There is the sense that a grand party has been had, and we are stragglers refusing to let the festivities fade.

A few scraggly ironwoods and prickly pears provide dabs of green in the dusty landscape, but most color comes from crosses that have been whitewashed and ornamented with paper flowers. Some bear photographs, images of the saints and offerings of water and the favorite foods of deceased loved ones. One gravesite includes a serving of fried chicken complete with a biscuit and an open can of beer. Even the simplest gravesites are marked with glitter and confetti. Streamers and balloons hang from mesquite trees. It is like a child’s birthday party, like an especially festive wedding, as if a massive piñata has cracked open and covered the five-acre cemetery near Tempe with sequins and flowers.

Grave markers at the Guadalupe Cemetery near Tempe, Ariz. (Credit: Sonja Livingston)
Grave markers at the Guadalupe Cemetery near Tempe, Ariz. (Credit: Sonja Livingston)

“We don’t have to stay long,” I say. My husband does not like cemeteries as much as I do. In my hometown of Rochester, N.Y., I regularly pass the graves of Susan B. Anthony and Frederick Douglass as part of my walks through Mount Hope. The Hollywood Cemetery in Richmond, Va., is home to presidents and heroes, but I stick to its southern perimeter with a view of the James River and an emerald embankment of kudzu plants where the trains cut through. When I lived in Memphis, strolling among the southern magnolias while reading headstones at Elmwood Cemetery helped to ground me in my new city.

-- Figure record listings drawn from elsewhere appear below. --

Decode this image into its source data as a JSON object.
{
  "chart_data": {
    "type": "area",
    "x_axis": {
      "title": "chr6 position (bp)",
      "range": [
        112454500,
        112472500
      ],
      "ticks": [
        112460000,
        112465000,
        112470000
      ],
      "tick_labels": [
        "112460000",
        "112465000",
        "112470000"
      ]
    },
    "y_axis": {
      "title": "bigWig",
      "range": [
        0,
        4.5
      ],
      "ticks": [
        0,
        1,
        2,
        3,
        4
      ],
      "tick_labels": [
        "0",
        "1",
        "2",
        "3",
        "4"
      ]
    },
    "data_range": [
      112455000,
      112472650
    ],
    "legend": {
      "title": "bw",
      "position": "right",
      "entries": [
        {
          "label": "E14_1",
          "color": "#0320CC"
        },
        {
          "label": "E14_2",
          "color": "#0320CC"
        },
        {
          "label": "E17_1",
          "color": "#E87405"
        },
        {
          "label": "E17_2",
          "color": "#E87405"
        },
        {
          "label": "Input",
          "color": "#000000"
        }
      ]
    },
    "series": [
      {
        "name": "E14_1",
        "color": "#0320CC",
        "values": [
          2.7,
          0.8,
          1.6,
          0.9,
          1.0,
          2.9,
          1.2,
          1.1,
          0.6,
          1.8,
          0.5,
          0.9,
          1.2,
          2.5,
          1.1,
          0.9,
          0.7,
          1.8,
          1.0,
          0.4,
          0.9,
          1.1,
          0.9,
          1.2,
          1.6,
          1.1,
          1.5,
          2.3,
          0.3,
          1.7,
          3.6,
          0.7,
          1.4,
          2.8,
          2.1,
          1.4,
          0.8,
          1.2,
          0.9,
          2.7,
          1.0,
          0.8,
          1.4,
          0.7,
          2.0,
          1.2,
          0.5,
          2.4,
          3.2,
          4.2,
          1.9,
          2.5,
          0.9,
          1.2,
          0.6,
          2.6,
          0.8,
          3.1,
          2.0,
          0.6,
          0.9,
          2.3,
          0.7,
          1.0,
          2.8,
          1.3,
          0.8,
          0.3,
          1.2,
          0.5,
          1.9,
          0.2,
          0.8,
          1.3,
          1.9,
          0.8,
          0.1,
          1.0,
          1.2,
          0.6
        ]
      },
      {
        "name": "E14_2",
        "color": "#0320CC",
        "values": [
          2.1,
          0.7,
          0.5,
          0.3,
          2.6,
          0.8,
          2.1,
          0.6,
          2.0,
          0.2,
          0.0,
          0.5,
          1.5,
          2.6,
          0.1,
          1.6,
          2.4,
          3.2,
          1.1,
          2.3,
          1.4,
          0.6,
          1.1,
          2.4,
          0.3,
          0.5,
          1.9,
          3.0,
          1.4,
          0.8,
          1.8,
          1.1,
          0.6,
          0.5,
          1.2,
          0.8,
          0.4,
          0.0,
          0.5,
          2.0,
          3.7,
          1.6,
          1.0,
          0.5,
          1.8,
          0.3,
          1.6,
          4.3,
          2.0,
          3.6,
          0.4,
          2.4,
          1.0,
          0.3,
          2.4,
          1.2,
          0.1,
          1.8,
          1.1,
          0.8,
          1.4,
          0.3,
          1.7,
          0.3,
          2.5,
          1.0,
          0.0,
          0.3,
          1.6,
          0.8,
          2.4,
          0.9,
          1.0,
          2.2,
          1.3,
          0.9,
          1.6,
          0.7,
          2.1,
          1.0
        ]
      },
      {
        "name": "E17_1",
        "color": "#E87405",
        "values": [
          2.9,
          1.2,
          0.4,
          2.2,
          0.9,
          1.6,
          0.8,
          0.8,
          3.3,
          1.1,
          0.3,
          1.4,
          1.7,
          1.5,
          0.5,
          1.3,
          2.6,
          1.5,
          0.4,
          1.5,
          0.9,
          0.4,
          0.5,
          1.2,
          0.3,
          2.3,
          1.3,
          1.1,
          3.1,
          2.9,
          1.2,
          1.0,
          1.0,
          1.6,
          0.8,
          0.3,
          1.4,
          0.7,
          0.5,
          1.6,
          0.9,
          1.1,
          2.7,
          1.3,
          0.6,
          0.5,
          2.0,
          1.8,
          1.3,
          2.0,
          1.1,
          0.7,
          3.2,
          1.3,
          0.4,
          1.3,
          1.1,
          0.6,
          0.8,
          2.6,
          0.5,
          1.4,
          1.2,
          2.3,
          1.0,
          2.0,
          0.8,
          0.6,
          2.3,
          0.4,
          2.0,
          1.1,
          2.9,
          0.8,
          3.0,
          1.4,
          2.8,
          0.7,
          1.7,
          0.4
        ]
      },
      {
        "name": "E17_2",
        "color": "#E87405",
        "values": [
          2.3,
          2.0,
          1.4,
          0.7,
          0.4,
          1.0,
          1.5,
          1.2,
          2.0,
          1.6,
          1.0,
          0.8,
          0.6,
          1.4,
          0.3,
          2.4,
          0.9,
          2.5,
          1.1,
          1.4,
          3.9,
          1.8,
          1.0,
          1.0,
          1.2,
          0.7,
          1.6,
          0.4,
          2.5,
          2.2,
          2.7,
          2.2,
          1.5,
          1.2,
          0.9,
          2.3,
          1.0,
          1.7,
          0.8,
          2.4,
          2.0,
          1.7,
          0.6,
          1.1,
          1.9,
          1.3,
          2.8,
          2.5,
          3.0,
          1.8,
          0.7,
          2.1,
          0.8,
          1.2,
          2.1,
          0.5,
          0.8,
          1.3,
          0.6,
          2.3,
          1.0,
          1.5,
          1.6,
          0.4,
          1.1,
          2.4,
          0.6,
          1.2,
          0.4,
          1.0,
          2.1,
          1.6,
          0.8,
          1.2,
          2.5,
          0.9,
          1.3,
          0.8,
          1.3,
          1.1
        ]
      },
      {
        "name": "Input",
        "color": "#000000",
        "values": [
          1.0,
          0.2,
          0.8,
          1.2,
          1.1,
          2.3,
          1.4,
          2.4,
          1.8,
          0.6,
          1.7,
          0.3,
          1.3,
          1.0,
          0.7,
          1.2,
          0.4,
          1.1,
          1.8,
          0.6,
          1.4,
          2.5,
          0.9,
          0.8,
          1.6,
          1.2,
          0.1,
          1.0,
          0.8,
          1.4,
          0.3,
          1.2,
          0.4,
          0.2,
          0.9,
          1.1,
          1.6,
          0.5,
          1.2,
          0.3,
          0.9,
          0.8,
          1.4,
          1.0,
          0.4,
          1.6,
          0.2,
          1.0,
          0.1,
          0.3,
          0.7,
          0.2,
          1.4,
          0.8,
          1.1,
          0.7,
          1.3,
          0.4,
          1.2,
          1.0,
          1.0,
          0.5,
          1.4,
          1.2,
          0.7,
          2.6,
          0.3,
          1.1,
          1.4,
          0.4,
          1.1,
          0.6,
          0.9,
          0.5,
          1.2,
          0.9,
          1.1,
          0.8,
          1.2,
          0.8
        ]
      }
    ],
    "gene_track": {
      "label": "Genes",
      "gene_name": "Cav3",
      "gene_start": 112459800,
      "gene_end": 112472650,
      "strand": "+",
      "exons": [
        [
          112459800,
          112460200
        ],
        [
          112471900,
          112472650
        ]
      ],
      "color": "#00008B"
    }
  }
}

Cemeteries tell stories. Of abolitionists and suffragists. Of Confederate spies and yellow fever epidemics. Of tragedy, opportunity and lost love. Guadalupe Cemetery is no exception.

Cemeteries tell stories. Of abolitionists and suffragists. Of Confederate spies and yellow fever epidemics. Of tragedy, opportunity and lost love. Guadalupe Cemetery is no exception.

When the first Yaqui people began to arrive here from Mexico in 1883, they were battered and nearly broken. Thousands of the indigenous people were killed trying to defend their homeland, and thousands more were sold into slavery and lost to the grueling conditions of harvesting sugar cane and tobacco. Some fled to the United States and settled in Arizona, Nevada and Texas.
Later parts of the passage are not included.